A Brief History

In today’s society it is incredibly difficult to imagine life without cell phones and tablets, much less the technology that preceded these advancements and led to today’s personal computer. In today’s day, when kindergarten-aged children have iPhones and children turn to Wikipedia before they would even consider opening an encyclopedia, the question of where the technology came from isn’t asked about, just taken for granted.

The term ‘generation’ is used to describe a period of time between two recent technological advances in the computer technology realm. Each generation that will be discussed on this site is branded by a major technological development which essentially and fundamentally changed the way computers function. These developments often result in increasingly powerful, smaller, inexpensive, and thoroughly more efficient and reliable computing devices. 

This page is mainly dedicated to the past 60+ years (and Four Generations) in which the technology for personal computers has taken off. But it needs to be stated that there were a number of technological and mathematical advances prior to the first electrical computer (which we will talk about on the next page), that led to the present day, fourth generation computer.

Frenchman, Blaise Pascal created one of the first mechanical calculators in 1642, while still a teenager. The machine that ended up being coined the “Pascaline” was a device that could add and subtract two numbers directly and multiply and divide by repetition. Pascal had seen his father, a tax commissioner, struggle with a tedious amount of work and intended to create a machine that could reduce some of the workload.

A Pascaline, signed by Pascal in 1652

A Pascaline, signed by Pascal in 1652

After Pascal’s death, Gottfried Liebniz began to work on a calculator of his own.  Liebniz tried to create a machine that could automatically multiply while atop the Pascaline, assuming (incorrectly) that all the dials on Pascal’s calculator could be operated at the same time. Although it was unable to be done, this was the first time a pinwheel was described or used in the implementation of a calculator. He later devised another design, the Stepped Reckoner, which was intended to execute additions, subtractions and multiplications automatically and division under operator control. Liebniz struggled to perfect this design for forty years. He produced two machines; one in 1694 and one in 1706. The only machine known to exist is the one that was created in 1694.

Stepped reckoner mechanism with the housing removed

Stepped Reckoner mechanism with the housing removed

Charles Babbage, known as the “Father of Computers,” designed the Analytical Engine in 1837, after designing the Difference Engine (a design for a mechanical computer). The input was to be provided to the machine via punched cards, for output the machine would have a printer, curve plotter and bell.

Analytical Engine

Analytical Engine

The input/output technology that Babbage utilized was developed further by Harman Hollerith (the founder of the current company IBM), in 1889.

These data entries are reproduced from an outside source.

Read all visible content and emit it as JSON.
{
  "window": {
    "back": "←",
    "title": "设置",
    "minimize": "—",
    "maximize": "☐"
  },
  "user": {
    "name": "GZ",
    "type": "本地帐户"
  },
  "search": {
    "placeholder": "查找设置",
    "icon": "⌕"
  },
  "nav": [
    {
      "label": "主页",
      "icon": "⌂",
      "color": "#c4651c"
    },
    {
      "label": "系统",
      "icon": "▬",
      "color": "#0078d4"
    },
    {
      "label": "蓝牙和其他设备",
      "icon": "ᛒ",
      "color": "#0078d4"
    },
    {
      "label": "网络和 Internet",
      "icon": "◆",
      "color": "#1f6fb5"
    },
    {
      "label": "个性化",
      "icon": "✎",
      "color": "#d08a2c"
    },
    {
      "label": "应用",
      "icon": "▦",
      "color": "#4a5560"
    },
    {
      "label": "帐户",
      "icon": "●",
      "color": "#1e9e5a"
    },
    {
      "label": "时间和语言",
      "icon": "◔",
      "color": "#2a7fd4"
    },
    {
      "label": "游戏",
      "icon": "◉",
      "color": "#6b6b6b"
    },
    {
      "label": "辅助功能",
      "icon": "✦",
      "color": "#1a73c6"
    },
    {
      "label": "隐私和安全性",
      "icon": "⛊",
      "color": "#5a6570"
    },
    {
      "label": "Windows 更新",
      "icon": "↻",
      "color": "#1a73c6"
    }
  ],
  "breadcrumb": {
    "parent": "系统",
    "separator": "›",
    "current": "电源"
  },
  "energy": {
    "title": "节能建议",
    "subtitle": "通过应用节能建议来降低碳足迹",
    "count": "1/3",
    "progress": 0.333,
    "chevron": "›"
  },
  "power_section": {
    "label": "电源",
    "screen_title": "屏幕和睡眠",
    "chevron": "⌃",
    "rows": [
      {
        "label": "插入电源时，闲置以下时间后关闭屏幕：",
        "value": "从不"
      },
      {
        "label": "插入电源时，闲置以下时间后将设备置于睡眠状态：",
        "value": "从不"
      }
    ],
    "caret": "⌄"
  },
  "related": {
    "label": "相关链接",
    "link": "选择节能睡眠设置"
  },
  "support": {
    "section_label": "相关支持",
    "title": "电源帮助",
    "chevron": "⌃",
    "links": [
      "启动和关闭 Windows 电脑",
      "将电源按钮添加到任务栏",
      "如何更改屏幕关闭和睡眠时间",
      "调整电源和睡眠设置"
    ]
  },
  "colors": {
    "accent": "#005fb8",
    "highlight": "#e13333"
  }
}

The Harvard Mark-I was created by Howard Aiken, originally presented to IBM in 1937. This was Aiken’s first fully functional computer, it was an all-purpose electro-mechanical computer that was used in the war effort during the last part of World War II. The machine was massive, longer than 50 feet, weighed more than 5 tons, and was made up of over 750,000 parts, it was largely mechanical. For input and output it used three paper-tape readers, two card readers, a card punch, and two typewriters. The machine had a fifty-foot long camshaft that synchronized the machine’s thousands of component parts. The Mark-1 was used to produce mathematical tables but was soon superseded by stored program computers. Adding two numbers took three-six seconds. Aiken developed three more machines (Mark II-IV) and is credited with creating the first fully automatic large-scale calculator.